La Tanzania è il posto ideale per una vacanza che vuole conciliare emozionanti safari e relax sulle bianche spiagge di Zanzibar. Situata nell’Africa Orientale, tra il Kenya e il Mozambico, è facile da raggiungere grazie agli aeroporti internazionali di Dar es Salaam, Kilimangiaro e Zanzibar.

Diversi parchi sono presenti in Tanzania ma il più famoso è senza’altro il parco Serengeti. Il nome di questo parco significa “pianura sconfinata” nella lingua dei Masai e una volta erano proprio questi pastori nomadi che costruiscono ancora le loro capanne con feci essiccate, gli unici abitanti del posto.
Il Serengeti è l’Africa dei documentari naturalistici, uno dei posti migliori al mondo per avvistare i Big Five: elefante, leone, leopardo, bufalo, rinoceronte.

Uscire dalla stanza la mattina e portare con se la macchina fotografica in attesa dello scatto perfetto è entusiasmante, purtroppo però spesso le aspettative sono disattese non per il posto, che è a dir poco eccezionale dal punto di vista faunistico, ma per l’eccessiva presenza di turisti.

Tutte le guide hanno l’abitudine di comunicare tra loro e avvisarsi reciprocamente quando si avvista un animale. Questo ovviamente è un bene per il turista che avrà la possibilità di avvistare più animali ma per ogni animali avvistato si deve mettere in conto che arriveranno sullo stesso luogo in pochissimi minuti decine di macchine.
La struttura ricettiva del Seronera è sicuramente la migliore della zona, tuttavia se si vuole veramente vivere l’emozione di trovarsi in un documentario, lontani dalla folla dei turisti, bisogna spostarsi verso il Masai Mara.

Durante il tragitto, che dura ore, può capitare di non vedere nemmeno un animale (o altri turisti!) ma quando se ne avvista uno l’emozione è grande.
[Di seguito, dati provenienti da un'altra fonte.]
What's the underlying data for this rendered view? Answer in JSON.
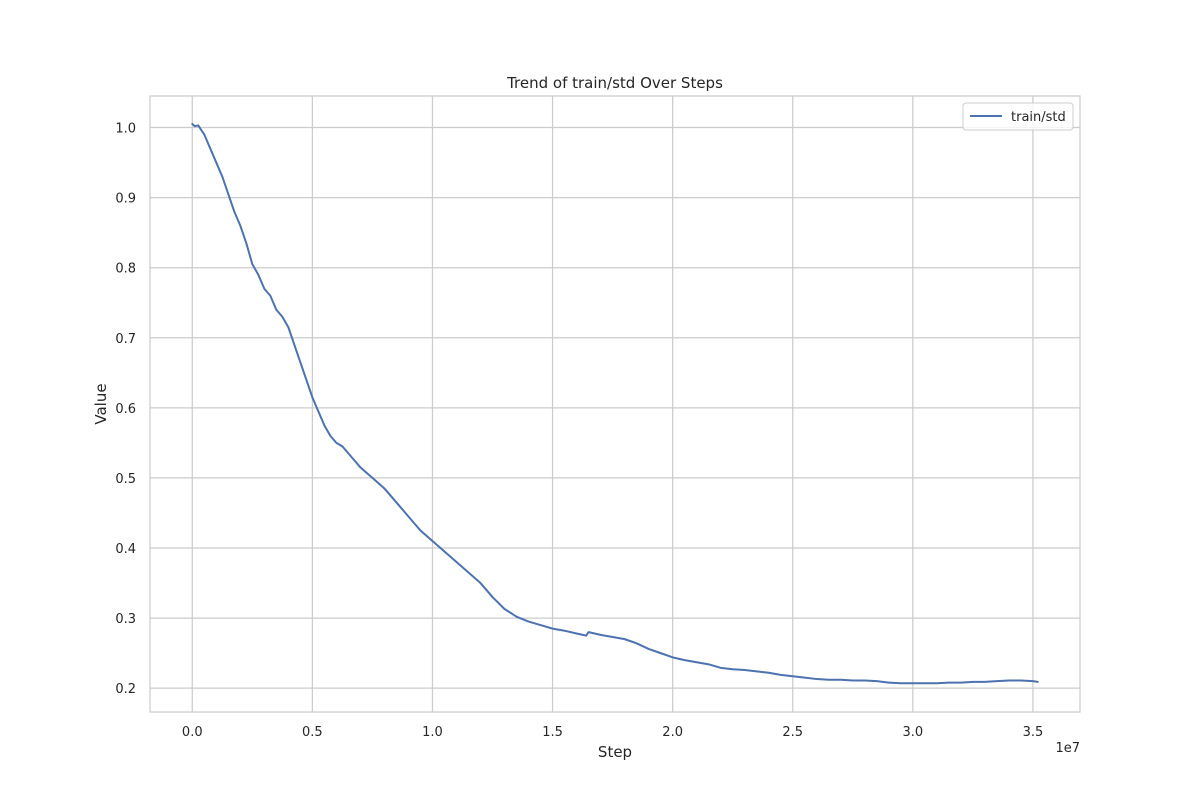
{
  "chart_data": {
    "type": "line",
    "title": "Trend of train/std Over Steps",
    "xlabel": "Step",
    "ylabel": "Value",
    "x_offset_text": "1e7",
    "xlim": [
      -1760000,
      36960000
    ],
    "ylim": [
      0.166,
      1.045
    ],
    "x_ticks": [
      0,
      5000000,
      10000000,
      15000000,
      20000000,
      25000000,
      30000000,
      35000000
    ],
    "x_tick_labels": [
      "0.0",
      "0.5",
      "1.0",
      "1.5",
      "2.0",
      "2.5",
      "3.0",
      "3.5"
    ],
    "y_ticks": [
      0.2,
      0.3,
      0.4,
      0.5,
      0.6,
      0.7,
      0.8,
      0.9,
      1.0
    ],
    "y_tick_labels": [
      "0.2",
      "0.3",
      "0.4",
      "0.5",
      "0.6",
      "0.7",
      "0.8",
      "0.9",
      "1.0"
    ],
    "grid": true,
    "legend_position": "top-right",
    "series": [
      {
        "name": "train/std",
        "color": "#4c72b0",
        "x": [
          0,
          100000,
          250000,
          500000,
          750000,
          1000000,
          1250000,
          1500000,
          1750000,
          2000000,
          2250000,
          2500000,
          2750000,
          3000000,
          3250000,
          3500000,
          3750000,
          4000000,
          4250000,
          4500000,
          4750000,
          5000000,
          5250000,
          5500000,
          5750000,
          6000000,
          6250000,
          6500000,
          6750000,
          7000000,
          7500000,
          8000000,
          8500000,
          9000000,
          9500000,
          10000000,
          10500000,
          11000000,
          11500000,
          12000000,
          12500000,
          13000000,
          13500000,
          14000000,
          14500000,
          15000000,
          15500000,
          16000000,
          16400000,
          16500000,
          17000000,
          17500000,
          18000000,
          18500000,
          19000000,
          19500000,
          20000000,
          20500000,
          21000000,
          21500000,
          22000000,
          22500000,
          23000000,
          23500000,
          24000000,
          24500000,
          25000000,
          25500000,
          26000000,
          26500000,
          27000000,
          27500000,
          28000000,
          28500000,
          29000000,
          29500000,
          30000000,
          30500000,
          31000000,
          31500000,
          32000000,
          32500000,
          33000000,
          33500000,
          34000000,
          34500000,
          35000000,
          35200000
        ],
        "y": [
          1.005,
          1.002,
          1.003,
          0.99,
          0.97,
          0.95,
          0.93,
          0.905,
          0.88,
          0.86,
          0.835,
          0.805,
          0.79,
          0.77,
          0.76,
          0.74,
          0.73,
          0.715,
          0.69,
          0.665,
          0.64,
          0.615,
          0.595,
          0.575,
          0.56,
          0.55,
          0.545,
          0.535,
          0.525,
          0.515,
          0.5,
          0.485,
          0.465,
          0.445,
          0.425,
          0.41,
          0.395,
          0.38,
          0.365,
          0.35,
          0.33,
          0.313,
          0.302,
          0.295,
          0.29,
          0.285,
          0.282,
          0.278,
          0.275,
          0.28,
          0.276,
          0.273,
          0.27,
          0.264,
          0.256,
          0.25,
          0.244,
          0.24,
          0.237,
          0.234,
          0.229,
          0.227,
          0.226,
          0.224,
          0.222,
          0.219,
          0.217,
          0.215,
          0.213,
          0.212,
          0.212,
          0.211,
          0.211,
          0.21,
          0.208,
          0.207,
          0.207,
          0.207,
          0.207,
          0.208,
          0.208,
          0.209,
          0.209,
          0.21,
          0.211,
          0.211,
          0.21,
          0.209
        ]
      }
    ]
  }
}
Qui i predatori sono meno schivi, forse meno abituati alle persone, quindi non è affatto difficile vedere scene di caccia, leoni che si nutrono di bufali e i loro cuccioli che saltano fuori dalla pancia sventrata del malcapitato, anche questa è Africa!

Se si ha la pazienza (e il tempo dato che di notte è vietato girare nel parco) una volta finito il pasto dei predatori si vedranno i primi avvoltoi avvicinarsi. All’inizio ce ne saranno un paio, che timidamente si avvicineranno alla carcassa in attesa che i leoni finiscano il loro pasto ma dopo poco il cielo diventerà nero e decine di grandi avvoltoi litigheranno tra loro per accaparrarsi gli ultimi pezzetti di carne disponibile.

In meno che non si dica della zebra vista prima resteranno soltanto le ossa bianche perfettamente ripulite dagli avvoltoi.
Durante la stagione delle piogge (da dicembre a maggio) è possibile assistere alla grande migrazione di gnu. Più di un milione di esemplari si spostano insieme verso il Masai Mara in cerca di acqua e pianure più verdi, lo spettacolo lascia senza fiato!

Anche qui è possibile vedere scene incredibili, gnu che compiono salti eccezionali per tuffarsi nel fiume e combattere contro la corrente per raggiungere la sponda opposta. Non tutti riusciranno ad attraversare il fiume: i coccodrilli sono sempre in agguato.